The National Financial Regulatory Administration (NFRA), established last year to oversee China's $57 trillion financial sector, said on Sunday in a statement on its official WeChat account that the approach would involve zero-tolerance for all illegal behaviour and a willingness to "punish the higher-ups, not just the subordinates".

The NFRA's promise of stricter regulation comes as Chinese leaders are trying to revive the world's second-largest economy following its exit from three years of restrictive zero-COVID policies, while fending off potential financial risks from a prolonged property slump and 92 trillion yuan ($12.8 trillion) in local government debt.

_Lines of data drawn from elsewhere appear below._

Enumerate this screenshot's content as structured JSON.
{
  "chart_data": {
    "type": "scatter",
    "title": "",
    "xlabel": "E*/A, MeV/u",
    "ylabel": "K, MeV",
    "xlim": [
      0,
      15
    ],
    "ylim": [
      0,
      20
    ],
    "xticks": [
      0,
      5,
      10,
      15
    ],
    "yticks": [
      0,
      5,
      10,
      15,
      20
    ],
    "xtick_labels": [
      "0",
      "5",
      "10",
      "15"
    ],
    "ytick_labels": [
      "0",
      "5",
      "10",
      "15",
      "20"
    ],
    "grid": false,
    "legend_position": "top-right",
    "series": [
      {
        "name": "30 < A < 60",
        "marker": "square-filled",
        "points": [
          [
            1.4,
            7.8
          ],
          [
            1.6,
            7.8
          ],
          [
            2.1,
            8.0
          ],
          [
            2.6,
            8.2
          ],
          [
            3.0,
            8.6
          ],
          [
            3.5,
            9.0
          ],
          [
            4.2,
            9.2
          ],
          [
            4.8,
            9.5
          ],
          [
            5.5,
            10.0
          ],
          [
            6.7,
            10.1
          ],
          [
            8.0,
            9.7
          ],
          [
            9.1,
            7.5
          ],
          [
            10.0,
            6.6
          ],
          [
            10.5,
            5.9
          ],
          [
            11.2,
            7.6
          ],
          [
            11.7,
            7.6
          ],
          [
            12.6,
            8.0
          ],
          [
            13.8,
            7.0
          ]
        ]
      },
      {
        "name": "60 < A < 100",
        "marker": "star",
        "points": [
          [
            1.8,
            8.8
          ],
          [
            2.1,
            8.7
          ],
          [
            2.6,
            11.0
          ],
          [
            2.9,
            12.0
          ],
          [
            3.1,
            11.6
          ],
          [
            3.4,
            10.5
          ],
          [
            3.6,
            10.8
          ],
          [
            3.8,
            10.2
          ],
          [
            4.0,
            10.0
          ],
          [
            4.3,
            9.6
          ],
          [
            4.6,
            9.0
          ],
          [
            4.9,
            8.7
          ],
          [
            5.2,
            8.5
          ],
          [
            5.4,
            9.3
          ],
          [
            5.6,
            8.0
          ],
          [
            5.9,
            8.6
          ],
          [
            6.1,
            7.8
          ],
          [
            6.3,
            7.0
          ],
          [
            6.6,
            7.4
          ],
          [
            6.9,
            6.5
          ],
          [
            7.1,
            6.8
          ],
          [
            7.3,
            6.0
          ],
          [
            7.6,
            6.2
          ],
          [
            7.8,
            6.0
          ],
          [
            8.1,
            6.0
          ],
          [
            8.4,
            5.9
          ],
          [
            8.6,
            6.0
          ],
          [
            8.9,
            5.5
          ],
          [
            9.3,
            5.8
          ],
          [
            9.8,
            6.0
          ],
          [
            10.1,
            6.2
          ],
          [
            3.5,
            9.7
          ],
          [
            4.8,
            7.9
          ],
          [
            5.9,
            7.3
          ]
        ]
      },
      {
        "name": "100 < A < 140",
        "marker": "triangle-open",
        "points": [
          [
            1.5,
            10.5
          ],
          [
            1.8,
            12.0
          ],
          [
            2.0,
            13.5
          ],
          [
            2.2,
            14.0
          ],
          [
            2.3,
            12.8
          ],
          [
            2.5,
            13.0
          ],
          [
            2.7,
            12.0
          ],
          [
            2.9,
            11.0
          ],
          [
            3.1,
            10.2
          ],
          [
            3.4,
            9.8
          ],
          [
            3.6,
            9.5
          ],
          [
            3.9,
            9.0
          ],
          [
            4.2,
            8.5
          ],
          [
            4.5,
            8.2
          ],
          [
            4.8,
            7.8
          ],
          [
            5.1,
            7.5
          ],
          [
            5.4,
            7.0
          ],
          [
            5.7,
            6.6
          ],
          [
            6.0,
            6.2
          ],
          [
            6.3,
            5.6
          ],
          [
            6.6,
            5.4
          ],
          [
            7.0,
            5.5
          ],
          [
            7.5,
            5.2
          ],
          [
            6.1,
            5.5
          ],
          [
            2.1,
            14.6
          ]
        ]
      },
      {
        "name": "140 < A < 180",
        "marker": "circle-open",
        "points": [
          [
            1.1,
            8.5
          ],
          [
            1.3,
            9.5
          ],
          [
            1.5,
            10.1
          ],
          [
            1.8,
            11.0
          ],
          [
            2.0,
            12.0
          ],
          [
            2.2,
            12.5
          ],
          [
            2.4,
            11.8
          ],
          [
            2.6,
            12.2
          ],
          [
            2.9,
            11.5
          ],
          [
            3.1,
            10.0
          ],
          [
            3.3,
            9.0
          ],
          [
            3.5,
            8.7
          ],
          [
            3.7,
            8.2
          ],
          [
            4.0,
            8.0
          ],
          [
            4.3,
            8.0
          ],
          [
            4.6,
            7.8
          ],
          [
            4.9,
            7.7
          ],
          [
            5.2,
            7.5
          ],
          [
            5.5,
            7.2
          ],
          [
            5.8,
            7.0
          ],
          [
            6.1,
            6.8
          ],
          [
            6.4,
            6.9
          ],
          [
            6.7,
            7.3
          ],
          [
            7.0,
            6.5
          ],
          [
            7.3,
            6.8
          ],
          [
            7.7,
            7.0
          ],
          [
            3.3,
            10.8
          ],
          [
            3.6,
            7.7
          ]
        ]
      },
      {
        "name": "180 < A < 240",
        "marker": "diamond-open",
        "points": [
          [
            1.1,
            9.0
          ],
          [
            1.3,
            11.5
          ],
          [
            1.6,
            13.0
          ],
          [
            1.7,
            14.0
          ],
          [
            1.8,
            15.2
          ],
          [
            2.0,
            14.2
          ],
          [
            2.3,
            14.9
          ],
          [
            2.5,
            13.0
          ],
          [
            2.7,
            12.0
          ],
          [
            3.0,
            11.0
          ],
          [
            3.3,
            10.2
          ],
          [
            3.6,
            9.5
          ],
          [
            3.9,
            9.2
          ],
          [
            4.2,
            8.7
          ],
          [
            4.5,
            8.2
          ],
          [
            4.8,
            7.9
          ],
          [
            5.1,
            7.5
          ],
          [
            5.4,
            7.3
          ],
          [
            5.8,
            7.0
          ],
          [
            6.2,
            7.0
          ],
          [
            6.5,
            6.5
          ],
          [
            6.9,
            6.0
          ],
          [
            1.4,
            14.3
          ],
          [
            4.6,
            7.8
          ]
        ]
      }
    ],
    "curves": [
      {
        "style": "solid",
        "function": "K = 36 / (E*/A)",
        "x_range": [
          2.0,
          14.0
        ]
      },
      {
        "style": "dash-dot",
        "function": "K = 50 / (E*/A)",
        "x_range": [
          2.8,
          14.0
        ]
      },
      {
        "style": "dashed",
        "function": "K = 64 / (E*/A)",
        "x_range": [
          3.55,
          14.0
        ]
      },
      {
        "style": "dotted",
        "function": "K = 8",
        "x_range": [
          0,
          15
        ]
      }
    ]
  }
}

Li Yunze, NFRA director, used the term "with teeth and thorns" last month in an interview with state news agency Xinhua to describe how the NFRA would implement the directions given during the Central Financial Work Conference, a key twice-a-decade financial policy meeting held last October.

The gathering, attended by Chinese President Xi Jinping and Premier Li Qiang, said China will guard against systemic risks, put all kinds of financial activities under supervision and set up a mechanism to resolve local debt risks and manage local government debt.

The NFRA said the regulation and strict law enforcement will allow authorities to nip illegal activities in the bud and to catch small problems before they grow into a regional, or systemic risk.

"If law enforcement is not strict...illegal activities will be reinvented and banned repeatedly, and market chaos will continue to emerge in an endless stream, which may even lead to the phenomenon of 'bad money driving out good money', endangering financial order."

As well as speeding up the time it takes to punish illegal financial activity, the NFRA also said on Sunday that it will work with other agencies involved in tackling financial crime.

China's other regulatory and public security bodies prosecuted 23,000 people nationwide in 2023 for financial fraud and crimes undermining the financial management order, state broadcaster CCTV reported on Sunday.